Data Encryption and Secrets Management Services

  1. KMS Key Management
    • Key Management Service is multi-tenant encryption key management service.
    • Create and control encryption keys managed by AWS used to encrypt or digitally sign your data.
    • Centrally manage keys and define policies across integrated services and application from a single point.
    • Encrypt data within your applications with the AWS Encryption SDK data encryption library.
    • Encrypt EBS volume using KMS.
  2. CloudHSM Encryption Key Generator.
    • Manage single-tenant hardware security modules (HSMs) on AWS.
    • Use case: Generate and use cryptographic keys on dedicated FIPS 140-2 Level 3 single-tenant HSM instances. Deploy workloads with high reliability and low latency, and help meet regulatory compliance. Pay by the hour, and backup and shut down HSMS when they're not needed.

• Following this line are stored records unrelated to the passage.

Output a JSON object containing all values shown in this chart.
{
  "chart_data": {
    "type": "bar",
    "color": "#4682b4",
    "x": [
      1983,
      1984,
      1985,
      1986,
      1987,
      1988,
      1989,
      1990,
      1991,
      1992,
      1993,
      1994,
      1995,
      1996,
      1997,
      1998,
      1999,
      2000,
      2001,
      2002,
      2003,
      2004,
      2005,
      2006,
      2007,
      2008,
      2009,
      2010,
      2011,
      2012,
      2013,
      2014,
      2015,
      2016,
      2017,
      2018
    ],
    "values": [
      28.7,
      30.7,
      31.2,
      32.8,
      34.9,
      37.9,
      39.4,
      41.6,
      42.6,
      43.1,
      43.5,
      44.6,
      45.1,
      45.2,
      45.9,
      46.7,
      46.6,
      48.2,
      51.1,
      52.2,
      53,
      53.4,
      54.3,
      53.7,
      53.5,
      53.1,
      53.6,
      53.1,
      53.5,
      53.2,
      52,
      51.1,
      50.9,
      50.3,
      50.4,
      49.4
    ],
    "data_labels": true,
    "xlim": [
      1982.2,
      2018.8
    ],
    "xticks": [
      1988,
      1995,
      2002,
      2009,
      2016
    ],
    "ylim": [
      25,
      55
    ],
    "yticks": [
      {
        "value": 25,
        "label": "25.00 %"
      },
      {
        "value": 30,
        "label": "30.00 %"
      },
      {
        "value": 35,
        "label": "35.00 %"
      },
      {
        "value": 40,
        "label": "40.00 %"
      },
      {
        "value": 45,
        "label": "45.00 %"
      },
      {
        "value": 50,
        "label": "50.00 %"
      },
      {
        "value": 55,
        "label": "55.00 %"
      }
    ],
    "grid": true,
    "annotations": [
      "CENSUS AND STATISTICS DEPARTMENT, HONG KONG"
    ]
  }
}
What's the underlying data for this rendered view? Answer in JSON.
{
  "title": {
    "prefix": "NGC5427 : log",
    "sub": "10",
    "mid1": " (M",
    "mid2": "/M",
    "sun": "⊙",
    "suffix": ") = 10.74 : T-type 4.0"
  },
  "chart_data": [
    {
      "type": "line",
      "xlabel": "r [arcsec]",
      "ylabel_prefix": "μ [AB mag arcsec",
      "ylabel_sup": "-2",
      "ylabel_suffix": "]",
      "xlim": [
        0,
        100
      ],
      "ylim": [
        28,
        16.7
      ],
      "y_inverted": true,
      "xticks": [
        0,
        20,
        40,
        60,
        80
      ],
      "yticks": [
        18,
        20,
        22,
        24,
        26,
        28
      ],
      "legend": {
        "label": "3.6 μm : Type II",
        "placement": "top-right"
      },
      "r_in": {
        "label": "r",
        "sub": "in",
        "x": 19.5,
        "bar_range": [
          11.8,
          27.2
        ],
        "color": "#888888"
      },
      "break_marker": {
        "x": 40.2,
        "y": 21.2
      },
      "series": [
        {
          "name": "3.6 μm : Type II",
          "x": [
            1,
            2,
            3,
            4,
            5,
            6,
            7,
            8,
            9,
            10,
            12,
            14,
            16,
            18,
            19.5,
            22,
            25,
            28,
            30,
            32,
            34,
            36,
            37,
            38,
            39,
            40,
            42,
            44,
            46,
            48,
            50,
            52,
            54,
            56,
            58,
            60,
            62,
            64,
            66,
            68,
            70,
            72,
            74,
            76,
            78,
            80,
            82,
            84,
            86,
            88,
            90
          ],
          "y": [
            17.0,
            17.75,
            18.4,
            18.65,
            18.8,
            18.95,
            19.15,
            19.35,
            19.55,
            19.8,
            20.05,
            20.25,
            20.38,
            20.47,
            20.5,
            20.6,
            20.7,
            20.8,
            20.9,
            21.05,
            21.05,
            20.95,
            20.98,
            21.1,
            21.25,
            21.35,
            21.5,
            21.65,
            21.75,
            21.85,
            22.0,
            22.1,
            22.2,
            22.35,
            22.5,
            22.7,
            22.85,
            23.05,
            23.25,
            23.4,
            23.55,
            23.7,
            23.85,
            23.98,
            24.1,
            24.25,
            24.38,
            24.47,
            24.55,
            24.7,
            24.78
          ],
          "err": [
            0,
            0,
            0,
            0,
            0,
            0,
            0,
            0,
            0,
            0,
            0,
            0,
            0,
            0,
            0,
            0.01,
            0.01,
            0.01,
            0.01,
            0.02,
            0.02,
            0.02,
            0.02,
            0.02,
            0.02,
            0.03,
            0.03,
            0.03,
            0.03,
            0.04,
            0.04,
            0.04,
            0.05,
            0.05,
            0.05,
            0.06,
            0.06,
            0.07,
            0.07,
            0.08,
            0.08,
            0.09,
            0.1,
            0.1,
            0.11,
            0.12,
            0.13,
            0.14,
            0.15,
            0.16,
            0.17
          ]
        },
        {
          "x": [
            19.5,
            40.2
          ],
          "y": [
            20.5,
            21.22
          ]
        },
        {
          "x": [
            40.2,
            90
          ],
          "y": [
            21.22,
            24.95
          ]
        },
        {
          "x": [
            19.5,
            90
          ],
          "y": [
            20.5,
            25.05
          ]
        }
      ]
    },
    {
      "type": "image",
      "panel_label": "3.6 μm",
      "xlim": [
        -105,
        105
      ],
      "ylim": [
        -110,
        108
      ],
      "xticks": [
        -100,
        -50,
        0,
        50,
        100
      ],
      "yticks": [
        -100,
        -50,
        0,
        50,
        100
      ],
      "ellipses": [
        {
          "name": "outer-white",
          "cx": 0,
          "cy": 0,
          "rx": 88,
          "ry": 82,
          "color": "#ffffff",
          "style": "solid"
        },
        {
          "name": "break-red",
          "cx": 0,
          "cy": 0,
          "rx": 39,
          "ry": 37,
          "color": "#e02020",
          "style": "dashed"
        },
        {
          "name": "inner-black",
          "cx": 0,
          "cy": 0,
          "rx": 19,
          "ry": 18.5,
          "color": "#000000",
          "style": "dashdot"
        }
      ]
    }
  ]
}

Manage HSM capacity and control your costs by adding and removing HSMs from your cluster.
  3. Secrets Manager Secrets Management
    • Use cases: Store secrets securely, manage acess with fine-grained policies, automate secrets rotation, audit and monitor secrets usage.
    • Database credentials, API keys, encrypt secrets at rest, integreates with RDS, DOcumentDB, Redshift.
    • Retrieve database credentials needed for your application code. Secrets Manager allows you to retrieve database credentials with a call to Secrets Manager APIs, removing the need to hardcode sensitive information in plain text within your application code.
  4. AWS Certificate Manager Certificate Manager
    • Provisiong public and private certificats for free.
    • SSL/TLS certificates are supported.
    • Use key management for certs and get managed certificate renewal.
    • Integrates with Elastic Load Balancing, API Gateway and more.